Anna Chlumsky’s Glamour magazine article
Anna met her now husband, Shaun So, at the University of Chicago. Shaun enlisted in the Army Reserve after graduating from college. Of his decision to join the military, leaving Anna as a military girlfriend, she writes “scared as I was, our relationship had been built on support for each other. I would never hold him back from anything he wanted to pursue, and I expected he’d do the same for me.” At the same time, Anna decided to re-enter show business after a multiyear break working more “traditional” 9-5 jobs. They both took relationship and career risks at the same time.
Anna writes that visiting Shaun during his training was fun as they mastered long distance and enjoyed exploring where he was stationed.
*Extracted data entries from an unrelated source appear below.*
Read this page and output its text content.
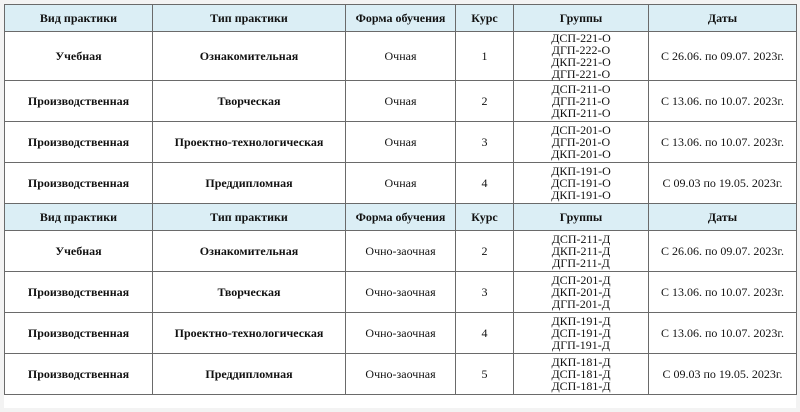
Вид практики	Тип практики	Форма обучения	Курс	Группы	Даты
Учебная	Ознакомительная	Очная	1	ДСП-221-О
ДГП-222-О
ДКП-221-О
ДГП-221-О	С 26.06. по 09.07. 2023г.
Производственная	Творческая	Очная	2	ДСП-211-О
ДГП-211-О
ДКП-211-О	С 13.06. по 10.07. 2023г.
Производственная	Проектно-технологическая	Очная	3	ДСП-201-О
ДГП-201-О
ДКП-201-О	С 13.06. по 10.07. 2023г.
Производственная	Преддипломная	Очная	4	ДКП-191-О
ДСП-191-О
ДКП-191-О	С 09.03 по 19.05. 2023г.
Вид практики	Тип практики	Форма обучения	Курс	Группы	Даты
Учебная	Ознакомительная	Очно-заочная	2	ДСП-211-Д
ДКП-211-Д
ДГП-211-Д	С 26.06. по 09.07. 2023г.
Производственная	Творческая	Очно-заочная	3	ДСП-201-Д
ДКП-201-Д
ДГП-201-Д	С 13.06. по 10.07. 2023г.
Производственная	Проектно-технологическая	Очно-заочная	4	ДКП-191-Д
ДСП-191-Д
ДГП-191-Д	С 13.06. по 10.07. 2023г.
Производственная	Преддипломная	Очно-заочная	5	ДКП-181-Д
ДСП-181-Д
ДСП-181-Д	С 09.03 по 19.05. 2023г.
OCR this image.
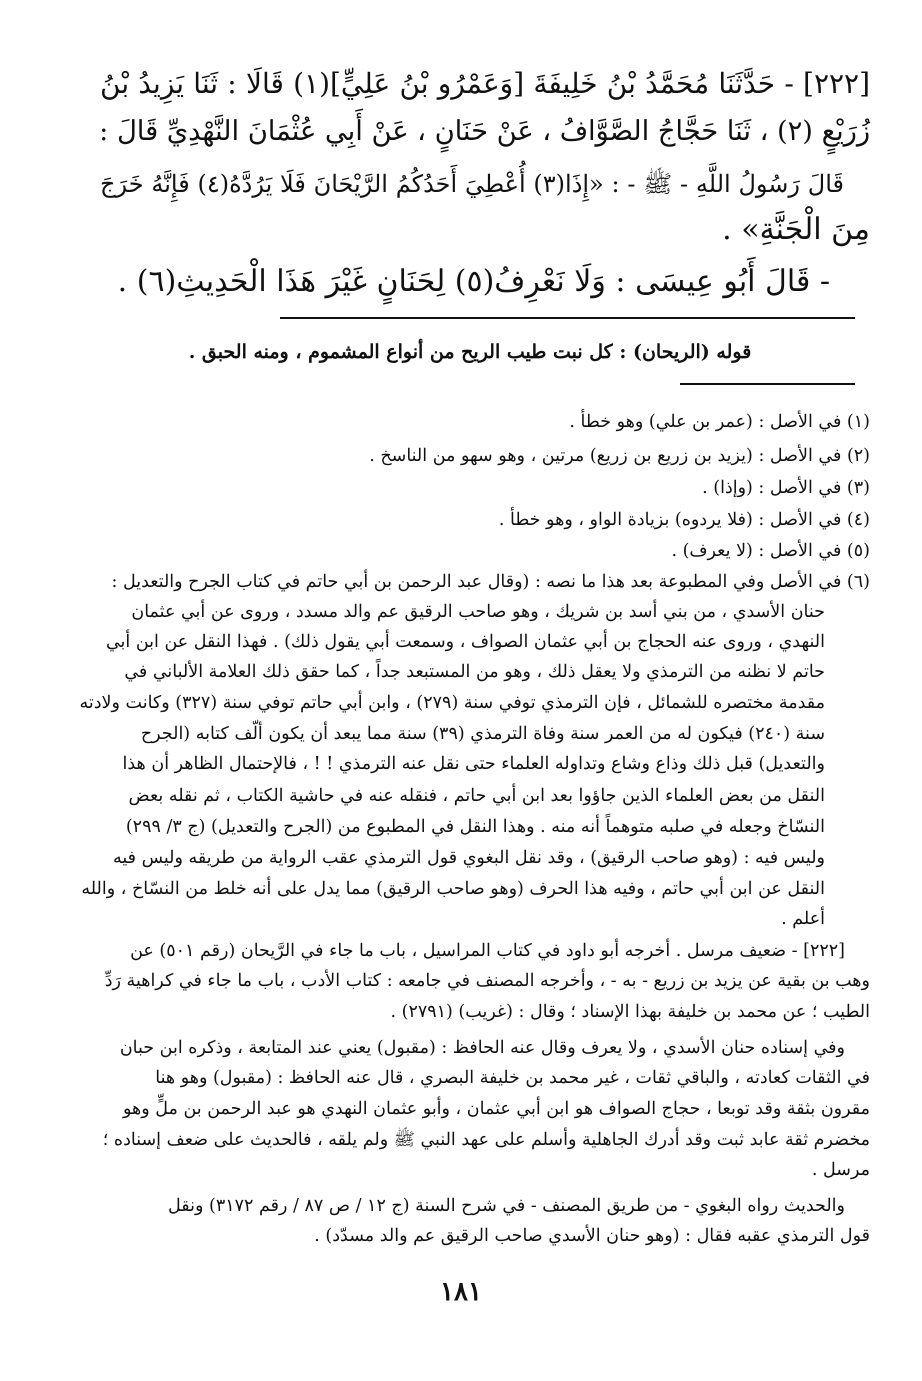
[٢٢٢] - حَدَّثَنَا مُحَمَّدُ بْنُ خَلِيفَةَ [وَعَمْرُو بْنُ عَلِيٍّ](١) قَالَا : ثَنَا يَزِيدُ بْنُ
زُرَيْعٍ (٢) ، ثَنَا حَجَّاجُ الصَّوَّافُ ، عَنْ حَنَانٍ ، عَنْ أَبِي عُثْمَانَ النَّهْدِيِّ قَالَ :
قَالَ رَسُولُ اللَّهِ - ﷺ - : «إِذَا(٣) أُعْطِيَ أَحَدُكُمُ الرَّيْحَانَ فَلَا يَرُدَّهُ(٤) فَإِنَّهُ خَرَجَ
مِنَ الْجَنَّةِ» .
- قَالَ أَبُو عِيسَى : وَلَا نَعْرِفُ(٥) لِحَنَانٍ غَيْرَ هَذَا الْحَدِيثِ(٦) .
قوله (الريحان) : كل نبت طيب الريح من أنواع المشموم ، ومنه الحبق .
(١) في الأصل : (عمر بن علي) وهو خطأ .
(٢) في الأصل : (يزيد بن زريع بن زريع) مرتين ، وهو سهو من الناسخ .
(٣) في الأصل : (وإذا) .
(٤) في الأصل : (فلا يردوه) بزيادة الواو ، وهو خطأ .
(٥) في الأصل : (لا يعرف) .
(٦) في الأصل وفي المطبوعة بعد هذا ما نصه : (وقال عبد الرحمن بن أبي حاتم في كتاب الجرح والتعديل :
حنان الأسدي ، من بني أسد بن شريك ، وهو صاحب الرقيق عم والد مسدد ، وروى عن أبي عثمان
النهدي ، وروى عنه الحجاج بن أبي عثمان الصواف ، وسمعت أبي يقول ذلك) . فهذا النقل عن ابن أبي
حاتم لا نظنه من الترمذي ولا يعقل ذلك ، وهو من المستبعد جداً ، كما حقق ذلك العلامة الألباني في
مقدمة مختصره للشمائل ، فإن الترمذي توفي سنة (٢٧٩) ، وابن أبي حاتم توفي سنة (٣٢٧) وكانت ولادته
سنة (٢٤٠) فيكون له من العمر سنة وفاة الترمذي (٣٩) سنة مما يبعد أن يكون ألّف كتابه (الجرح
والتعديل) قبل ذلك وذاع وشاع وتداوله العلماء حتى نقل عنه الترمذي ! ! ، فالإحتمال الظاهر أن هذا
النقل من بعض العلماء الذين جاؤوا بعد ابن أبي حاتم ، فنقله عنه في حاشية الكتاب ، ثم نقله بعض
النسّاخ وجعله في صلبه متوهماً أنه منه . وهذا النقل في المطبوع من (الجرح والتعديل) (ج ٣/ ٢٩٩)
وليس فيه : (وهو صاحب الرقيق) ، وقد نقل البغوي قول الترمذي عقب الرواية من طريقه وليس فيه
النقل عن ابن أبي حاتم ، وفيه هذا الحرف (وهو صاحب الرقيق) مما يدل على أنه خلط من النسّاخ ، والله
أعلم .
[٢٢٢] - ضعيف مرسل . أخرجه أبو داود في كتاب المراسيل ، باب ما جاء في الرَّيحان (رقم ٥٠١) عن
وهب بن بقية عن يزيد بن زريع - به - ، وأخرجه المصنف في جامعه : كتاب الأدب ، باب ما جاء في كراهية رَدِّ
الطيب ؛ عن محمد بن خليفة بهذا الإسناد ؛ وقال : (غريب) (٢٧٩١) .
وفي إسناده حنان الأسدي ، ولا يعرف وقال عنه الحافظ : (مقبول) يعني عند المتابعة ، وذكره ابن حبان
في الثقات كعادته ، والباقي ثقات ، غير محمد بن خليفة البصري ، قال عنه الحافظ : (مقبول) وهو هنا
مقرون بثقة وقد توبعا ، حجاج الصواف هو ابن أبي عثمان ، وأبو عثمان النهدي هو عبد الرحمن بن ملٍّ وهو
مخضرم ثقة عابد ثبت وقد أدرك الجاهلية وأسلم على عهد النبي ﷺ ولم يلقه ، فالحديث على ضعف إسناده ؛
مرسل .
والحديث رواه البغوي - من طريق المصنف - في شرح السنة (ج ١٢ / ص ٨٧ / رقم ٣١٧٢) ونقل
قول الترمذي عقبه فقال : (وهو حنان الأسدي صاحب الرقيق عم والد مسدّد) .
١٨١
However, she writes, Shaun eventually began to deploy. “If long distance dating is a sport,” she writes, “deployment is the X Games.”
Anna Chlumsky and Shaun So
I find Anna’s reaction to her new military situation to be the most pertinent of all for military significant others who find themselves in an ambitious, privileged, hard-working world. She emailed her friends asking for support. She writes, “Most young people in a city like New York have no idea what to do with an email like that. My friends helped the best way they knew how: supporting my newly reawakened career as an actress and making sure I socialized with plenty of bar nights, coffees and dancing.”
Anna Chlumsky and Julia Louis Dreyfuss in Veep
My favorite excerpt from her article touches further on the divide between civilian and military life: “But the concept of war was so foreign in our cosmopolitan world. Either people didn’t pay attention at all, or they read too much. I’d meet strangers who, upon discovering my boyfriend was in the Army, would look at me like I was living out some eighties romantic comedy, dating a guy from the wrong side of the tracks…There was a wide misconception that joining the military as only an alternative to jail—that anyone who chose to die for his country was strong-armed into it by a tyrannical and manipulative government. I’d explain that no one signs his or her name to something at gunpoint. That the military is a diverse community of individuals from all types of backgrounds. That soldiers have brains.”
Anna Chlumsky promoting Veep
Yes, yes and more yes. Where did this conception of military members and their families having no brains or having no other alternatives come from? My boyfriend in the military was valedictorian of his high school class, top 10% of his college class and an Ivy League graduate school student. I too graduated at the top of my high school class and hold an Ivy League degree. I applaud Anna Chlumsky for calling attention to some civilian mischaracterization and misunderstanding of our service members and their families. All too often in magazines, books and popular culture, we are portrayed as desperate rebels or mentally traumatized. The image of a competent, ambitious member of the military and an equally competent and ambitious significant other is one that is often hard to come by. By including this story of ambition, love and the military in their magazine, Glamour is helping not just military significant others but also civilians understand our role within the military as well as the country as a whole. To quote Ms. Chlumsky, “the military is a diverse community of individuals from all types of backgrounds” and I believe it’s time that we start propagating that image as much as possible.
P.S. Anna Chlumsky also includes an unlikely source of inspiration in her article: The Odyssey. Yes, that epic by Homer you read in high school. The faith and perseverance of Odysseus’ wife Penelope inspired her so much that she named her daughter after her. Love that scholarly military spouse advice!